Ideas & Inspiration
Prep Your Garden for Edibles Now
If you love the taste of fresh vegetables, herbs and fruit from your own garden, it’s time to prep your garden space for edibles.
You’ll need to do a little bit of front-end planning and preparing, so when the timing is just right for planting, you’ll have your garden space ready to go. In some warmer regions, you’re ready to start your cool-season gardens outdoors. In colder regions, you’re only starting seeds indoors.
No matter where you live, it’s easy to plan and prepare your edible gardens for the upcoming season so planting will come easy. Learn how to prep your garden for edibles with these three simple steps.
- Know where the sun hits. To plan your garden for edibles, first know where the sun hits in spring and summer. Most edibles need at least six hours of sunlight. Also investigate shade areas, since some edibles can take or prefer shady afternoons, such as blueberries, peas, beets, chives, mint and salad greens.
- Placement is key. Use graph paper and sketch out a plan. When planning your garden, consider seasonal temperatures and weather patterns, such as wind or strong storms. Edibles grow best when sheltered from strong wind. Consider placing them near a fence, hedge or other structure that can shield them. Also pay close attention to cool vs. warm-season vegetables, herbs and fruits and plant according to season.
- Consider size. Because some edibles need plenty of space to branch out, research your plants before they go into the ground. Remember that tomatoes need plenty of space to grow. Pineapple sage, a perennial herb in Southern regions, needs about 3 feet around each plant as it spreads out. For small-space gardeners, look for compact varieties of veggies and herbs.
- Perform a soil test. Get a soil test kit or send a sample to your local Cooperative Extension Service and amend your soil according to the results.
- Prepare your soil. If you haven’t already amended your soil, loosen the soil by digging or tilling 6 to 8 inches deep with a garden fork. Mix in compost and other organic amendments to give your soil a nutrient boost and a solid start for the growing season. Read this primer on soil to learn more about the types available.
- Build ahead.
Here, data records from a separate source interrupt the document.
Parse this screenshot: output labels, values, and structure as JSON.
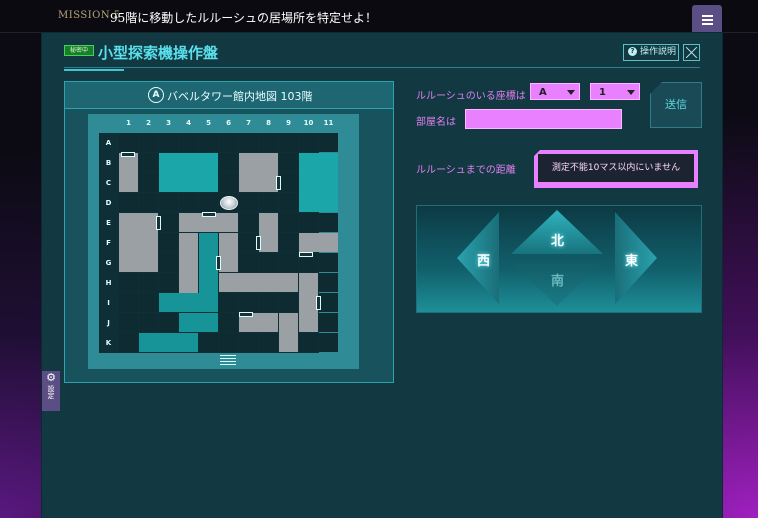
{
  "header": {
    "mission_no": "MISSION 5",
    "mission_title": "95階に移動したルルーシュの居場所を特定せよ！"
  },
  "panel": {
    "badge": "秘密中",
    "title": "小型探索機操作盤",
    "help_label": "操作説明"
  },
  "map": {
    "logo": "A",
    "title": "バベルタワー館内地図 103階",
    "columns": [
      "1",
      "2",
      "3",
      "4",
      "5",
      "6",
      "7",
      "8",
      "9",
      "10",
      "11"
    ],
    "rows": [
      "A",
      "B",
      "C",
      "D",
      "E",
      "F",
      "G",
      "H",
      "I",
      "J",
      "K"
    ]
  },
  "form": {
    "coord_label": "ルルーシュのいる座標は",
    "coord_col_value": "A",
    "coord_row_value": "1",
    "room_label": "部屋名は",
    "room_value": "",
    "send_label": "送信",
    "distance_label": "ルルーシュまでの距離",
    "distance_value": "測定不能10マス以内にいません"
  },
  "compass": {
    "north": "北",
    "south": "南",
    "west": "西",
    "east": "東"
  },
  "settings": {
    "label": "設定"
  },
  "colors": {
    "accent": "#59e0ea",
    "pink": "#e980ff",
    "panel": "#123842"
  }
}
If you’re using new raised garden beds, now is a great time to build them and fill with organic raised bed soil so everything is in place for the upcoming season.
- Clean up. Clean up and tidy your garden, raised garden beds, containers and window boxes. Wear protective gardening gloves and use the appropriate garden tools, such as a garden rake or pruning shears, to clear away any leftover plant material from last year.
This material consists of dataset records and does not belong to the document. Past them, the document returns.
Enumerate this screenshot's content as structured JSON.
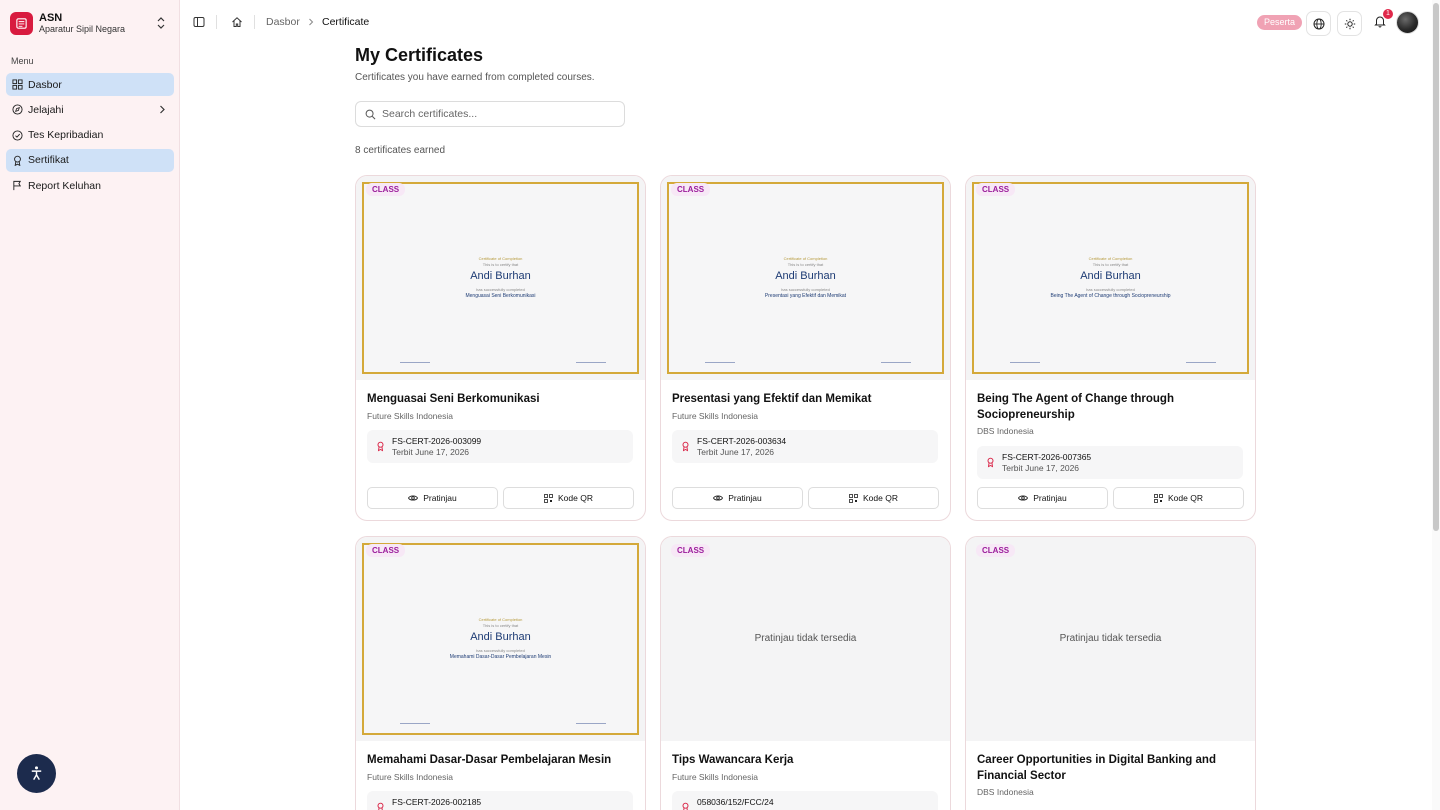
{
  "brand": {
    "title": "ASN",
    "subtitle": "Aparatur Sipil Negara"
  },
  "sidebar": {
    "menu_label": "Menu",
    "items": [
      {
        "label": "Dasbor"
      },
      {
        "label": "Jelajahi"
      },
      {
        "label": "Tes Kepribadian"
      },
      {
        "label": "Sertifikat"
      },
      {
        "label": "Report Keluhan"
      }
    ]
  },
  "topbar": {
    "breadcrumb_home": "Dasbor",
    "breadcrumb_current": "Certificate",
    "role": "Peserta",
    "notification_count": "1"
  },
  "main": {
    "title": "My Certificates",
    "subtitle": "Certificates you have earned from completed courses.",
    "search_placeholder": "Search certificates...",
    "count_text": "8 certificates earned"
  },
  "cert_preview": {
    "heading": "Certificate of Completion",
    "presented": "This is to certify that",
    "recipient": "Andi Burhan",
    "completed": "has successfully completed"
  },
  "cards": [
    {
      "badge": "CLASS",
      "title": "Menguasai Seni Berkomunikasi",
      "org": "Future Skills Indonesia",
      "cert_id": "FS-CERT-2026-003099",
      "issued": "Terbit June 17, 2026",
      "preview_course": "Menguasai Seni Berkomunikasi",
      "preview_label": "Pratinjau",
      "qr_label": "Kode QR"
    },
    {
      "badge": "CLASS",
      "title": "Presentasi yang Efektif dan Memikat",
      "org": "Future Skills Indonesia",
      "cert_id": "FS-CERT-2026-003634",
      "issued": "Terbit June 17, 2026",
      "preview_course": "Presentasi yang Efektif dan Memikat",
      "preview_label": "Pratinjau",
      "qr_label": "Kode QR"
    },
    {
      "badge": "CLASS",
      "title": "Being The Agent of Change through Sociopreneurship",
      "org": "DBS Indonesia",
      "cert_id": "FS-CERT-2026-007365",
      "issued": "Terbit June 17, 2026",
      "preview_course": "Being The Agent of Change through Sociopreneurship",
      "preview_label": "Pratinjau",
      "qr_label": "Kode QR"
    },
    {
      "badge": "CLASS",
      "title": "Memahami Dasar-Dasar Pembelajaran Mesin",
      "org": "Future Skills Indonesia",
      "cert_id": "FS-CERT-2026-002185",
      "preview_course": "Memahami Dasar-Dasar Pembelajaran Mesin"
    },
    {
      "badge": "CLASS",
      "title": "Tips Wawancara Kerja",
      "org": "Future Skills Indonesia",
      "cert_id": "058036/152/FCC/24",
      "no_preview": "Pratinjau tidak tersedia"
    },
    {
      "badge": "CLASS",
      "title": "Career Opportunities in Digital Banking and Financial Sector",
      "org": "DBS Indonesia",
      "no_preview": "Pratinjau tidak tersedia"
    }
  ],
  "colors": {
    "brand": "#d81b3f",
    "active_nav": "#cfe1f7",
    "cert_border": "#d4a93a",
    "badge_text": "#9b1c9b",
    "role_badge": "#f0a2b4"
  }
}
- Watch your step. When working in your garden beds, be careful while the ground is soggy or icy. Walking around in those conditions will compact the soil, making it difficult for plant roots to penetrate. Meanwhile, digging will leave clods of dirt you’ll struggle to break apart if you’re cleaning your garden bed.
- Uncover your plants. If your existing cold-season veggies have plant covers, check underneath and look for new buds or shoots. Those are signs to remove the plant covers.
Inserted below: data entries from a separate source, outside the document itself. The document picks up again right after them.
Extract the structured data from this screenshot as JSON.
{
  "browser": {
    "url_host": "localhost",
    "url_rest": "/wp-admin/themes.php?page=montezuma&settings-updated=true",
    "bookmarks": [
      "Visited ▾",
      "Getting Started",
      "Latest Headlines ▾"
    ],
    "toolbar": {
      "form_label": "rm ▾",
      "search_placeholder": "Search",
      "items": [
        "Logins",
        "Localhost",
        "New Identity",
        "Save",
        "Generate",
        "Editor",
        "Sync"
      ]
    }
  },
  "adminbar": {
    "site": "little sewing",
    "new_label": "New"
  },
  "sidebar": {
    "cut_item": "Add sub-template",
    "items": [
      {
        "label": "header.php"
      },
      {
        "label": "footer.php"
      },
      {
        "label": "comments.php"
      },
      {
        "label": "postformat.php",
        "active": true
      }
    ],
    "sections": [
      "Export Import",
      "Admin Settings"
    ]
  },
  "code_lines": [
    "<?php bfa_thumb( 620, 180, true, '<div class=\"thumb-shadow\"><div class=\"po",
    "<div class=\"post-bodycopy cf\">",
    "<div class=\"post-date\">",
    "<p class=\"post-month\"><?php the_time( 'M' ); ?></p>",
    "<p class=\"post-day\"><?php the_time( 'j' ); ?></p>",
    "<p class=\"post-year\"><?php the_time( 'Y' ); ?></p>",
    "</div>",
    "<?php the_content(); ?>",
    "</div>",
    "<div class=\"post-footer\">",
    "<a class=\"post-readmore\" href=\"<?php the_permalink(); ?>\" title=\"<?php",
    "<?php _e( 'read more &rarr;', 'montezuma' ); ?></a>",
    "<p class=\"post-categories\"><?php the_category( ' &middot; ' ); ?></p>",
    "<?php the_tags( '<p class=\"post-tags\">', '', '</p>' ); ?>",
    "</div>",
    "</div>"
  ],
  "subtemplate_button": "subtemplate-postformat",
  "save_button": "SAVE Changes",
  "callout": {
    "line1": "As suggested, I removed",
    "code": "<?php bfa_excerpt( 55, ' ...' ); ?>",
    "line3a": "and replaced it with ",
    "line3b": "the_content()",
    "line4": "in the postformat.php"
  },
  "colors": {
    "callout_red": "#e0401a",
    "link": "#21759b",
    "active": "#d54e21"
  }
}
- Start seeds indoors. Plan to start your vegetable seeds indoors. Check the “days to germinate” and add the “days to maturity.” Working with your area’s last frost date, use this sum and count backward to get the ideal date to begin planting seeds. Use this additional vegetable seed-starting information and the frost chart on this page as a guide.
- Know when to plant seedlings. Planting seedlings is also like a formula. In certain areas of the country, you’re almost ready to plant your edibles, while others may still be covered in snow. As stated above, check the frost chart to know when it’s ideal to plant specific edibles you plan for your garden. Just be sure your plan calls for spreading out your planting schedule so that you have crops maturing at different intervals all season long.
- Get ready with a cover. Invest in a plant cover or keep a cold frame handy to avoid plant damage in case of an unexpected frost when you get to the planting phase. You could make a cover using a milk jug with the bottom cut out. Just make sure to remove covers during the day. A large or portable greenhouse is another option if you’re starting lots of edibles at once and have the space.
- Stock up on mulch. When the weather is right, you’ll want to have mulch on hand after you plant your seedlings. Mulch helps control weed growth and retain moisture. In weather extremes, mulch will help safeguard your plants from conditions ranging from cold weather and frost to blistering heat.
- Investigate watering devices. Because you’ll want to keep plants and soil moist, begin the season the right way. Check out the latest in watering devices, such as hose timers, hose connectors, soaker hoses, drip irrigation and irrigation systems.